The CAR T-cell therapy is currently under investigation in patients with triple-class exposed relapsed or refractory multiple myeloma as part of the CARTITUDE-1 trial. No clear standard of care currently exists for this population; as such, no randomized clinical trials could be designed to directly compare the efficacy of cilta-cel with other relevant options. To gain some insight, ITCs between cilta-cel and PCT have previously been conducted.
For the analysis presented at the 2021 ASH Annual Meeting, investigators pooled ITCs examining cilta-cel vs PCT in this patient population to derive single-summary effect estimates of comparative effectiveness. A total of 5 ITCs were included in the analysis.
Outcomes of interest included OS, PFS, TTNT, and ORR, and if data from at least ITCs were available for one of these outcomes, then a meta-analysis was conducted. These analyses utilized robust variance estimation to account for the use of CARTITUDE-1 in each pairwise ITC. Investigators calculated pooled summary effect estimates with the use of a random effects model; these were presented as hazard ratios with corresponding 95% confidence intervals.
Moreover, analyses comprised ITCs that used all index dates for both populations, and additional analyses were performed with ITCs using the first index date for these populations.
Data on PCT were extracted from the long-term follow-up results of 3 global randomized clinical trials with daratumumab (Darzalex): the phase 3 POLLUX trial (NCT02076009), the phase 3 CASTOR trial (NCT02136134), and the phase 1 EQUULEUS trial (NCT01998971). PTC data were also leveraged from the Flatiron database, the US-based retrospective MAMMOTH study, a representative German patient registry maintained by Oncology Information Service (OIS), and the prospective LocoMMotion study.

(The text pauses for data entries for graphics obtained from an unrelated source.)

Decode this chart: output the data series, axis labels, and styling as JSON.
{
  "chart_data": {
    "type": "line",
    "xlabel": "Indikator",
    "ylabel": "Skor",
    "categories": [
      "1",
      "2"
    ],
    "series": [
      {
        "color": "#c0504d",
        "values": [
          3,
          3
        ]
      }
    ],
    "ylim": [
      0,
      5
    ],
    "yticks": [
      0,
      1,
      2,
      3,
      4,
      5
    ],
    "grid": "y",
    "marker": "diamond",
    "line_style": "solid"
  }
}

Notably, each of the ITCs utilized a data cutoff of February 2021 for CARTITUDE-1 except for the MAMMOTH ITC, which used a data cutoff of September 2020. Patients in the PCT group of each ITC had to satisfy the key eligibility criteria for CARTITUDE-1 and who received at least 1 subsequent therapy after meeting these criteria; by using inverse probability of treatment weighing, investigators made this comparable to CARTITUDE-1.
The mITT population was comprised of those who had been infused with cilta-cel in CARTITUDE-1, and all eligible patients in the PCT arms who had not progressed or died within 47 days (52 days for OIs and LocoMMotion) after treatment initiation. The ITT population was comprised of all enrolled patients in CARTITUDE-1 and all eligible patients in the PCT arms.

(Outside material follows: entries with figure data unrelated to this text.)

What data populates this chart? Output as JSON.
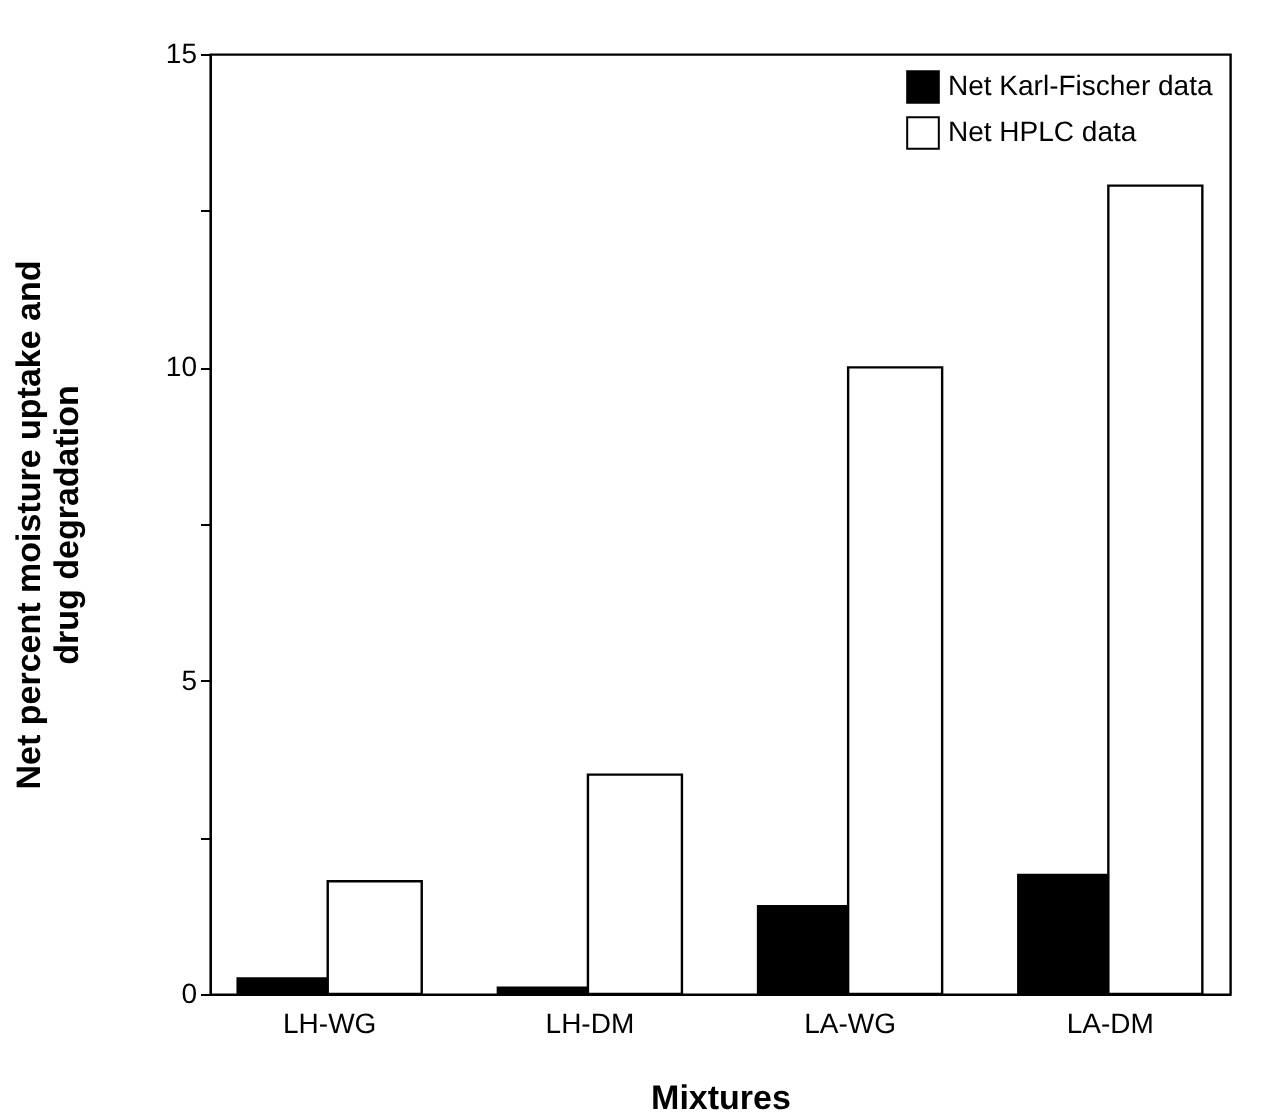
{
  "chart_data": {
    "type": "bar",
    "categories": [
      "LH-WG",
      "LH-DM",
      "LA-WG",
      "LA-DM"
    ],
    "series": [
      {
        "name": "Net Karl-Fischer data",
        "color": "#000000",
        "values": [
          0.25,
          0.1,
          1.4,
          1.9
        ]
      },
      {
        "name": "Net HPLC data",
        "color": "#ffffff",
        "values": [
          1.8,
          3.5,
          10.0,
          12.9
        ]
      }
    ],
    "xlabel": "Mixtures",
    "ylabel": "Net percent moisture uptake and drug degradation",
    "ylim": [
      0,
      15
    ],
    "yticks": [
      0,
      {
        "value": 2.5,
        "label": null
      },
      5,
      {
        "value": 7.5,
        "label": null
      },
      10,
      {
        "value": 12.5,
        "label": null
      },
      15
    ],
    "grid": false,
    "legend": "top right"
  }
}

The ITT population included 229 patients from the Flatiron Health Multiple Myeloma Registry, 329 patients from the post-daratumumab clinical trials cohort, 190 patients from the MAMMOTH trial, 222 from the OIS Registry, and 246 from the LocoMMotion study. The mITT population was comprised of 196 patients from the Flatiron registry, 267 patients from the post-daratumumab cohort, 122 patients from MAMMOTH, 174 patients from the OIS Registry, and 163 patients from LocoMMotion.
Data from the first index date analysis for ORR showed that the CAR T-cell therapy significantly increased the odds of achieving response by 86 and 14 times compared with PCT in the mITT and ITT populations, respectively.
“In the absence of head-to-head randomized comparisons between cilta-cel and treatments used in real-world clinical practice, this meta-analysis of indirect treatment comparisons suggests that cilta-cel offers substantially more clinical benefit than physician’s choice of treatment for patients with triple-class exposed relapsed or refractory multiple myeloma,” the study authors concluded.